Going through a cancer diagnosis

During that time, I tried to stay in good spirits and brush it off as best I could. I still trained. I have a Google doc that I created at the time that showed what I did each day for my workouts. Some days were good, others I shaded brown when I just didn't have the energy to exercise. I was glad that it had happened to me, and not say, my parents, because of my age, health, and survival rate.

But as I’ve gotten older, I realize how serious it was and how much worse it could have been for me and my loved ones. I’ve grown up since then and have become more comfortable sharing my experience thanks to Movember and its resources. I’m just super grateful that I was able to get through it and for the next chapter in my life to begin.

I really pull from that experience, even in the mundane moments. For example, if I don’t feel like training, I think back to when there were days during treatment that I wanted to work out, but I couldn’t. I’m very grateful for my fitness and for the ability to move my body and express my athleticism. Whether it’s at work or in my personal life, my experience has taught me that I can do hard things and that I have survived worse, I tell myself, “It’s fine. You’ve got all your hair, a healthy body, and the sun’s still gonna rise.”

My message to other guys

It’s not really in my personality to be like “Look at me! I did this! Rah rah rah!” about cancer. Because that’s not how you feel when you have it. Cancer doesn’t deserve that.
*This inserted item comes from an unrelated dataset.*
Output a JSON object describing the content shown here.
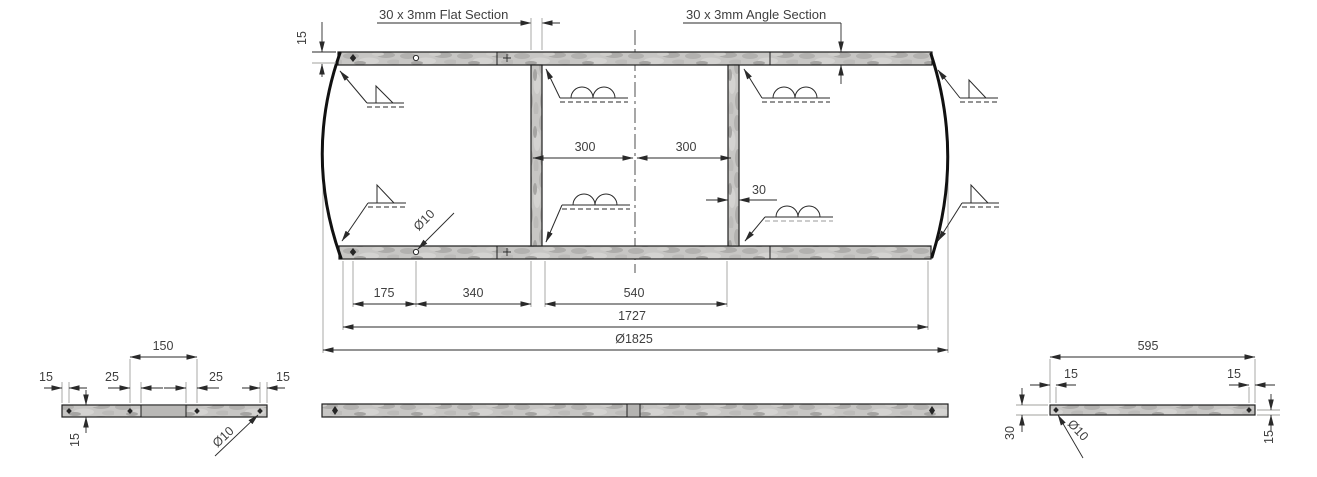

But I am passionate about starting conversations about health. Knowing what's normal and going to the doctor are both critical to being a healthy young male. In addition to scheduling annual check-ups at the doctor, having a support system that consists of friends and family is so important. Having that baseline and being able to notice if there are irregularities is key so that you know to talk to someone and go to the doctor. It might feel difficult, or you might not like it, but it's going to pay off in the end, right? Or who knows, it might save your life.